Символическое в романах Достоевского для Лосева является отражением религиозного мироощущения писателя. Последнее особо притягательно для Лосева. Вот почему он вспоминает именно о Достоевском в тезисах доклада «О книге “На горах Кавказа”», датированных 31 мая 1923 г. и посвященных труду об имяславии, казалось бы, не имеющему никакой связи с Достоевским. Намечая основные положения выступления, Лосев весь его финал связывает с великим романистом: «Мы так забыли эту психологию пустыни, безмолвия и умного делания, что нам она представляется или сплошной абстракцией, или болезнью. a) Мы понимаем, когда романист тратит десятки страниц на описание переезда на новую квартиру. Но непонятно посещение с обителью для пустыни. b) Мы понимаем, что значит умственный труд. Но умное делание уже какая-то абстракция, и я не знаю ни одного романиста, который бы это изобразил. <…> d) На всю русскую литературу XIX в. я знаю двух-трех духовных лиц и одного светского – Достоевского. e) Все остальное – мелкие и пошлые страстишки и западный блуд замороженных душ» (Л, 270). В 70-е гг. он подчеркнет вновь: «Правда, у Достоевского “Братья Карамазовы” тоже пьянство, блуд, с ума сходят – но главный смысл остается, потому что Достоевский глубоко верит в Христа»[xxvi] .

Имея это в виду, можно предположить, что название юношеской работы «Высший синтез как счастье и ведение» было подсказано Лосеву словами князя Мышкина из романа «Идиот» о чувстве «восторженного молитвенного слития с самым высшим синтезом жизни»[xxvii] , а не только учением Вл. Соловьева о всеединстве. Это тем более вероятно, что летом 1911 г., то есть в то время, когда Лосев пишет свой «Высший синтез как счастье и ведение» он как раз читает Достоевского – об этом он сообщает в письме к В. Знаменской (Я, II, 372).

Лосева привлекала у Достоевского мысль о высоком значении тварного мира, его «обожении», дающая о себе знать, например, в поучения старца Зосимы, которые Лосев в юности специально копирует в дневник.
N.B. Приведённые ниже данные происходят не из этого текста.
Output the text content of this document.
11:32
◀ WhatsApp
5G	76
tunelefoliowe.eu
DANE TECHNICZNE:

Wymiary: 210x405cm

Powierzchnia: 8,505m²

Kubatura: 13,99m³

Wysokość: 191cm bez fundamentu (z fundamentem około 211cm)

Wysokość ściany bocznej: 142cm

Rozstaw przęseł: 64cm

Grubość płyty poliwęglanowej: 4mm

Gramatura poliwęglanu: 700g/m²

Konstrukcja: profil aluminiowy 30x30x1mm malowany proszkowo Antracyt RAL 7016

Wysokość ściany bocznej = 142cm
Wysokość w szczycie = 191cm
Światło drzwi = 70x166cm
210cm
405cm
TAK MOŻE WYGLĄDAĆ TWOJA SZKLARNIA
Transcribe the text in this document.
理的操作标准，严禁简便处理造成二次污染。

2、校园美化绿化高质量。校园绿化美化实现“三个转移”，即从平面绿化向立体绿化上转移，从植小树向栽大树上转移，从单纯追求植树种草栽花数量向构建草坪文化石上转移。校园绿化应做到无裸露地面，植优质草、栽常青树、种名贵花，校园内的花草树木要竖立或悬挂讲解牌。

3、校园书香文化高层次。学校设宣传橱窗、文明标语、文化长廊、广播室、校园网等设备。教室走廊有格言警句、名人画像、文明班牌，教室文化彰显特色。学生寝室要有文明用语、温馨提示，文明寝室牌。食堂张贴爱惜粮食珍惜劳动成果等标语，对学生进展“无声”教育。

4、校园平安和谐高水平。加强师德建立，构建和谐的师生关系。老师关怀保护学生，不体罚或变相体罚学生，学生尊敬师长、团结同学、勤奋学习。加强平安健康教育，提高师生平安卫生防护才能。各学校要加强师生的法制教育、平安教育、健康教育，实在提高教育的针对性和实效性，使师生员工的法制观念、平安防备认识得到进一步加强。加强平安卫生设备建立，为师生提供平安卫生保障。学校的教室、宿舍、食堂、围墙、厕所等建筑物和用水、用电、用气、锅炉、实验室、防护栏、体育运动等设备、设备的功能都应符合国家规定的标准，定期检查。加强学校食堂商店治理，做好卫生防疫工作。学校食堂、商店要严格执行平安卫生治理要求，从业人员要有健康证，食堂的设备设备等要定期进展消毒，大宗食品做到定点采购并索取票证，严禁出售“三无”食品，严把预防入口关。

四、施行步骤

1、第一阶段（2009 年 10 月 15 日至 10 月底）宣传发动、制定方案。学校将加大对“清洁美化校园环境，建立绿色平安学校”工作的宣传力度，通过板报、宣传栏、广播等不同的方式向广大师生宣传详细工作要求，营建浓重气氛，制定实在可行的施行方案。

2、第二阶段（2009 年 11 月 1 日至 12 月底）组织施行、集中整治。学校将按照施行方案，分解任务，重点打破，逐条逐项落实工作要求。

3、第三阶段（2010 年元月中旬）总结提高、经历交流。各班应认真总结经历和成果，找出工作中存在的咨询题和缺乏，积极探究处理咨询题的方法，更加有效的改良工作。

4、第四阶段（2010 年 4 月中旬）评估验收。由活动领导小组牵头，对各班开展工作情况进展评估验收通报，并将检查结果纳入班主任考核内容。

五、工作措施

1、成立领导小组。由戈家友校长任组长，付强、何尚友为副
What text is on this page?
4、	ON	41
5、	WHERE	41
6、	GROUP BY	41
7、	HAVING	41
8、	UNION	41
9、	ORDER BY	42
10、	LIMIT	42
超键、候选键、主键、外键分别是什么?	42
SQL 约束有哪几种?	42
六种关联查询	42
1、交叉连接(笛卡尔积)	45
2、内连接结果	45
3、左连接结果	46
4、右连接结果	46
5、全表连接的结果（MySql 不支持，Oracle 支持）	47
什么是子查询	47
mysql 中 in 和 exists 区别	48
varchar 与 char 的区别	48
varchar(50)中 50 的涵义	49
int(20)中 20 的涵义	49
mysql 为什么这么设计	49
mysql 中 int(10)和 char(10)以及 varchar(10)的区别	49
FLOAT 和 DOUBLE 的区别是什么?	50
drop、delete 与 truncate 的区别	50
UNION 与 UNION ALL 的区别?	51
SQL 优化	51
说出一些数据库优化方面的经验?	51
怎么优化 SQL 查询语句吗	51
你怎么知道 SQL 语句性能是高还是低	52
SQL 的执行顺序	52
Именно на Достоевского, на романы «Братья Карамазовы» (Д, 198-199) и «Бесы» (Д, 200), ссылается Лосев в «Диалектике мифа», приводя примеры «видения твари как чуда» (Д, 198). Исследуя восприятие Достоевского Вл. Соловьевым в книге «Владимир Соловьев и его время», Лосев покажет, что для Вл. Соловьева Достоевский был «и мистиком, и гуманистом, и натуралистом вместе» потому, что Вл. Соловьев подметил у него ощущение изначальной святости материи, то, что она становится «стихией зла» лишь в итоге «падения человека» (В, 413). Соловьевское учение о святости материи у Достоевского было, по мнению Лосева, «огромным прозрением» потому, что «такое понимание стало возможным не раньше ХХ столетия, после того как по всей Европе пронеслись волны символизма и декаданса» (В, 414). Лосев писал: «Убийство старухи Раскольниковым исключительно ради переживания чувств убийцы; жуткий переход от крайнего индивидуализма и эгоизма ко всеобщему деспотизму и общественно-политическому абсолютизму; кирилловщина, ставрогинщина и шигалевщина; разговор Ивана Карамазова с чертом; самая смрадная сексуальность и падение ниц перед чистотой и святостью материи и женственности; целование земли и поучения старца Зосимы – вся эта невероятная смесь тончайшего интеллектуализма, интимнейшего иррационализма, острейшего ощущения мифологизма и мирового катастрофизма – ничего из этого никто ни в России, ни в Европе не видел у Достоевского в 70-е годы. Не видел этого и Вл. Соловьев, и мы не имеем никакого права этого требовать от него» (В, 414). Не отрицая того, «что у Вл. Соловьева и Достоевского было много внутренних расхождений» (В, 409), и соглашаясь со словами С.М. Соловьева, что «Достоевский весь трагичен и антиномичен: Мадонна и Содом, вера и наука, Восток и Запад находятся у него в вечном противоборстве, тогда как для Соловьева тьма есть условие света, наука основана на вере, Восток должен в органическом единстве соединиться с Западом» (В, 409), Лосев в то же время показывает, что обоих мыслителей объединяет критика бытового реализма, необходимость внутреннего общения с народом (несмотря на критику Соловьевым узкого национализма Достоевского), вера в будущую вселенскую церковь.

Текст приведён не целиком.